La Journée luxembourgeoise du droit de la concurrence a lieu mardi

C’est l’un des piliers de notre économie et la Commission européenne s’en est faite le garant: la concurrence est pourtant en danger, à en croire l’une des interventions programmées mardi après-midi à la Chambre de Commerce dans le cadre de la 4ème Journée luxembourgeoise du droit de la concurrence.

«Nous sommes dans un contexte de fusions-acquisitions au niveau européen», pointe pour le «Journal» Maître Gabriel Bleser, avocat à la Cour et président de l’ALEDC (Association Luxembourgeoise pour l’étude du droit de la concurrence). «Mais le blocage d’un projet tel que la fusion entre Alstom et Siemens fait ressortir une thématique: on voit des tendances nationalistes et protectionnistes émerger dans certains pays».
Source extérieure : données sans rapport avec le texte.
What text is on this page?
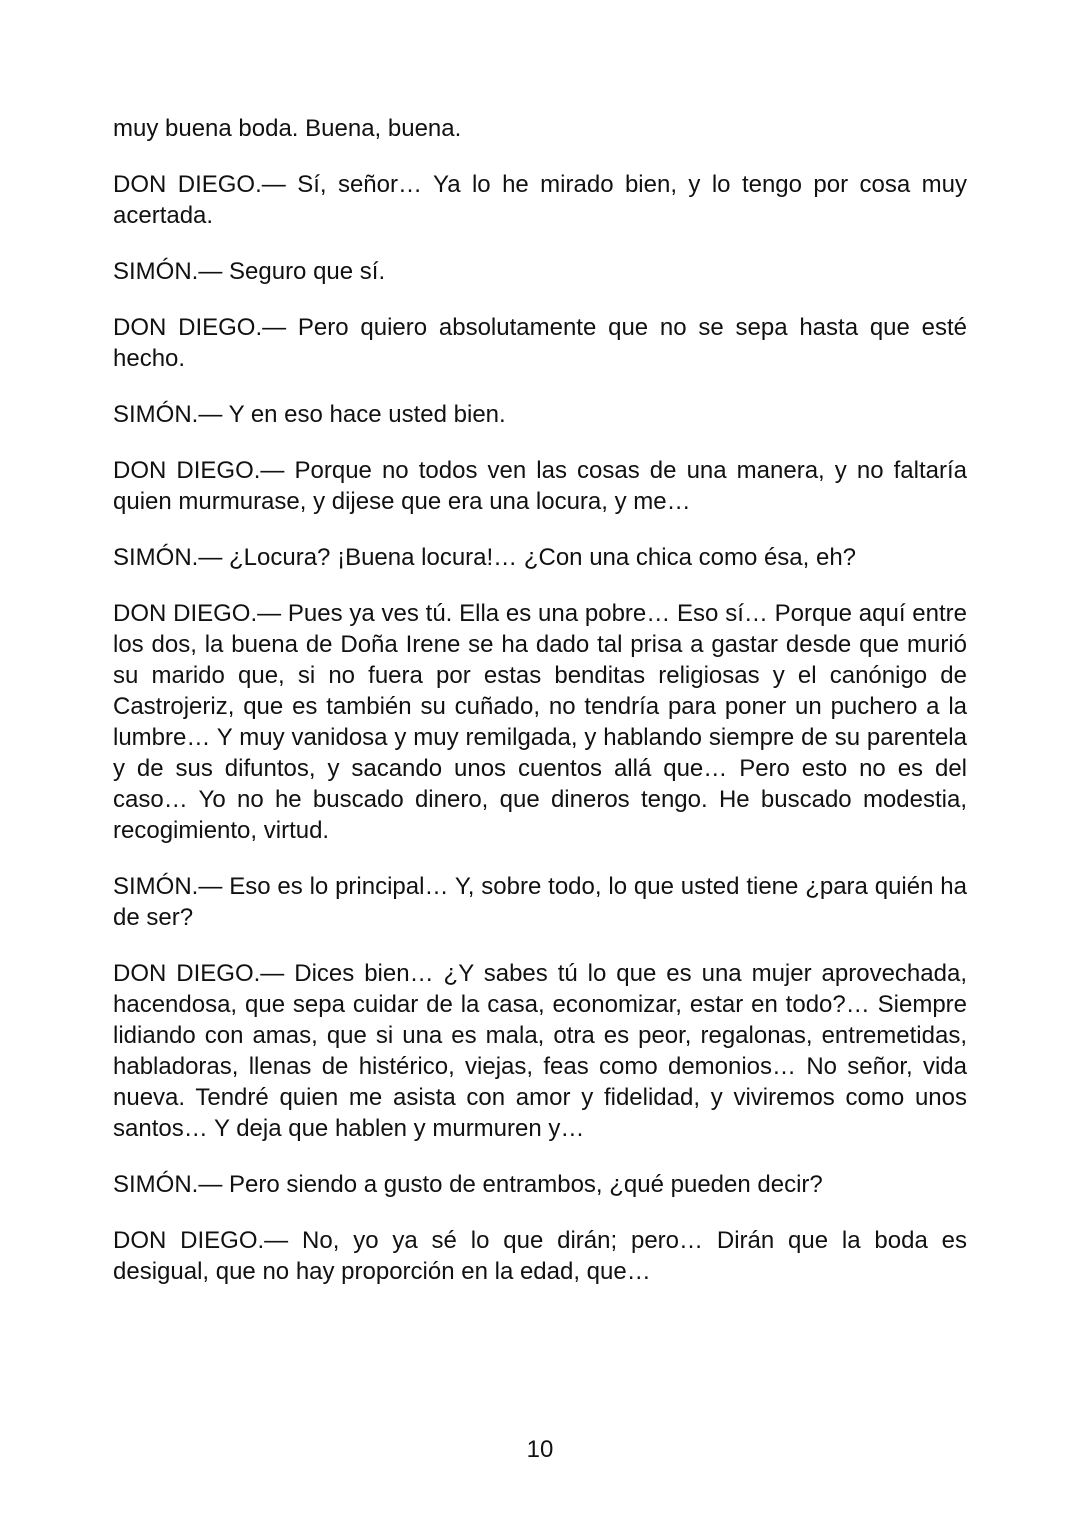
muy buena boda. Buena, buena.

DON DIEGO.— Sí, señor… Ya lo he mirado bien, y lo tengo por cosa muy acertada.

SIMÓN.— Seguro que sí.

DON DIEGO.— Pero quiero absolutamente que no se sepa hasta que esté hecho.

SIMÓN.— Y en eso hace usted bien.

DON DIEGO.— Porque no todos ven las cosas de una manera, y no faltaría quien murmurase, y dijese que era una locura, y me…

SIMÓN.— ¿Locura? ¡Buena locura!… ¿Con una chica como ésa, eh?

DON DIEGO.— Pues ya ves tú. Ella es una pobre… Eso sí… Porque aquí entre los dos, la buena de Doña Irene se ha dado tal prisa a gastar desde que murió su marido que, si no fuera por estas benditas religiosas y el canónigo de Castrojeriz, que es también su cuñado, no tendría para poner un puchero a la lumbre… Y muy vanidosa y muy remilgada, y hablando siempre de su parentela y de sus difuntos, y sacando unos cuentos allá que… Pero esto no es del caso… Yo no he buscado dinero, que dineros tengo. He buscado modestia, recogimiento, virtud.

SIMÓN.— Eso es lo principal… Y, sobre todo, lo que usted tiene ¿para quién ha de ser?

DON DIEGO.— Dices bien… ¿Y sabes tú lo que es una mujer aprovechada, hacendosa, que sepa cuidar de la casa, economizar, estar en todo?… Siempre lidiando con amas, que si una es mala, otra es peor, regalonas, entremetidas, habladoras, llenas de histérico, viejas, feas como demonios… No señor, vida nueva. Tendré quien me asista con amor y fidelidad, y viviremos como unos santos… Y deja que hablen y murmuren y…

SIMÓN.— Pero siendo a gusto de entrambos, ¿qué pueden decir?

DON DIEGO.— No, yo ya sé lo que dirán; pero… Dirán que la boda es desigual, que no hay proporción en la edad, que…

10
Un autre sujet soulevé mardi relève de la digitalisation. En ligne de mire, les Gafa et la remise en question de certaines règlementations, comme c’est le cas par exemple en France. «La question que l’on se pose, c’est de savoir si les outils du droit à la concurrence adaptés aux grands acteurs tels que les Gafa», souligne Gabriel Bleser.

La soixantaine de participants se penchera également sur les «killer acquisitions», ces rachats opérés par des grandes structures. «Il y a une menace des grandes structures qui achètent des start-up et éliminent la concurrence», pointe l’avocat.

Agir en amont

Ce dernier appelle aussi à la mise en place de contrôles avant les fusions.

«Il faut un contrôle intelligent qui ne pénalise pas les entreprises mais qui anticipent les enjeux», dit le président de l’ALEDC.

Et de citer le scénario de deux promoteurs immobiliers qui se concerteraient sur une hausse des prix au Luxembourg.

S’ils se font épingler, ils seront sanctionnés. Mais en cas de rapprochement et de fusion, le duo pourra aussi augmenter les prix et cela, sans aucun contrôle.

«C’est l’absurdité du manque de contrôles ex-ante».

Selon le conseil, l’argument de la petite taille du marché luxembourgeois ne peut pas tout justifier. Son souhait? «Notifier une fusion au Conseil de la concurrence avant qu’il ne soit trop tard». Une idée qui sera débattue, avec d’autres, mardi dès 14.00 à la Chambre de Commerce.